Albany deacons and wives attend annual retreat led by Deacon Greg Kandra in Windham. (Photo provided)
Albany deacons and wives attend annual retreat led by Deacon Greg Kandra in Windham. (Photo provided)

Over the weekend of Sept. 20-22, 70 deacons and their wives  participated in the 32nd annual Diaconate Retreat at the Thompson House in Windham. The theme of this year’s retreat was “Deacons as Bridge Builders.” Deacon Greg Kandra from the Diocese of Brooklyn facilitated the retreat. He serves as the multimedia editor for the Catholic Near East Welfare Association and created the popular blog, “The Deacon’s Bench.”

“The Deacon has one foot in the sanctuary and one foot on the sidewalk,” reflected Deacon Kandra as he explored the unique role deacons play in the life of the Church. Deacons receive the sacrament of Holy Orders and so are clergy but also may be married, have families and hold full time jobs. They have the difficult job of balancing the demands and responsibilities of family life with those of ministry.

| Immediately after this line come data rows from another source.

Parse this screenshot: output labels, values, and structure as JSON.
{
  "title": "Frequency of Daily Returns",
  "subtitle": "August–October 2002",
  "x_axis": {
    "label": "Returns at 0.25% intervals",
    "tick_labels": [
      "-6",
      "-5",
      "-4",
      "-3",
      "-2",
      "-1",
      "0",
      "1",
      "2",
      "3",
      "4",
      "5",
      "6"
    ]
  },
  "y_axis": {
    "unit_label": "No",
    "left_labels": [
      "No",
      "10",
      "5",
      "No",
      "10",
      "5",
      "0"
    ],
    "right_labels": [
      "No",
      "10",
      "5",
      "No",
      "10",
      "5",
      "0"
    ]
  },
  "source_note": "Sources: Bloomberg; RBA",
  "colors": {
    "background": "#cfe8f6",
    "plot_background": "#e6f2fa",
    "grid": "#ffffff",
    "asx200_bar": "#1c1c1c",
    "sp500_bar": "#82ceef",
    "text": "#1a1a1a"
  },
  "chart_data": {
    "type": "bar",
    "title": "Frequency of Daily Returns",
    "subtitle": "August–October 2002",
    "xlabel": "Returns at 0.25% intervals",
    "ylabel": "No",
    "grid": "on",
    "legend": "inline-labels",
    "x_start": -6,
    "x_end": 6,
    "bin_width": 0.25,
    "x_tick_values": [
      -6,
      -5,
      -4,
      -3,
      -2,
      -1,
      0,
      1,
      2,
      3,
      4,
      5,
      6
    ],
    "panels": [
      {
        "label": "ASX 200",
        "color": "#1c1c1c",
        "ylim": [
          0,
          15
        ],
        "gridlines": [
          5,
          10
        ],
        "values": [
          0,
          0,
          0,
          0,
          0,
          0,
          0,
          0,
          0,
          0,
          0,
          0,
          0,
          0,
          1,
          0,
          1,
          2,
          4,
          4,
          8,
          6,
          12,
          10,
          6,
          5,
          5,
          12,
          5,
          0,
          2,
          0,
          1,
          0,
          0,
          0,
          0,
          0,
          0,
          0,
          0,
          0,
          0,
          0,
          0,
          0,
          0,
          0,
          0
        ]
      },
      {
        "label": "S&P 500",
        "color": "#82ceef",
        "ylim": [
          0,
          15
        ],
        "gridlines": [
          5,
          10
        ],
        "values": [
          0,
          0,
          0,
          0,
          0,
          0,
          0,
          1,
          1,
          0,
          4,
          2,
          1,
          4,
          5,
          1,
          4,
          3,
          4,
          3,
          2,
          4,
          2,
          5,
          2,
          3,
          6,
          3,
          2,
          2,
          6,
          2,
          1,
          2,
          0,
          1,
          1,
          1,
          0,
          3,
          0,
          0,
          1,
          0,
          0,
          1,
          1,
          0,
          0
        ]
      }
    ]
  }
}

In a world increasingly divided and separated along economic, social, racial, political and religious lines, deacons are challenged to build bridges among people, to be connectors, to reach out across barriers, sharing God’s love for every human being and for all of creation.  Deacon Kandra suggested that the work of building bridges needs to take place in at least three different environments: at home, in the parish and in the community. 

Deacons are challenged to be witnesses of God’s love and faithfulness in their homes. As they are called to proclaim the good news of the Gospel on Sunday, they are first called to proclaim that good news by the love they have for their wives and their families. 

In their parishes, deacons are called to listen attentively to the needs of parishioners, to their struggles, worries, sadnesses and joys. The ministry of the deacon is one of presence, to be companions on the journey with those who are in need.

Deacons are also ordained to bring the Gospel to the marketplace, to their places of work, to every corner of their community, with a special concern for the poor, the marginalized and those who have no voice or power. 

Deacon Kandra stressed that deacons should not be defined by what they can do (baptize, preach, celebrate the sacrament of marriage), but by who they strive to be —men who have said YES to God’s call to serve God’s people  and who struggle to live their faith and proclaim God’s unconditional love in their families, parishes, and communities. 

On my way home to Saratoga after the retreat, my wife and I crossed a numbers of bridges.  Some of them passed over raging waters; others crossed small creeks. I thought about those bridges in a new way. They carried us safely to the other side. Maybe that is a good way to see the role of deacons in our Church: they offer a bridge of God’s love that can carry us safely to the other side.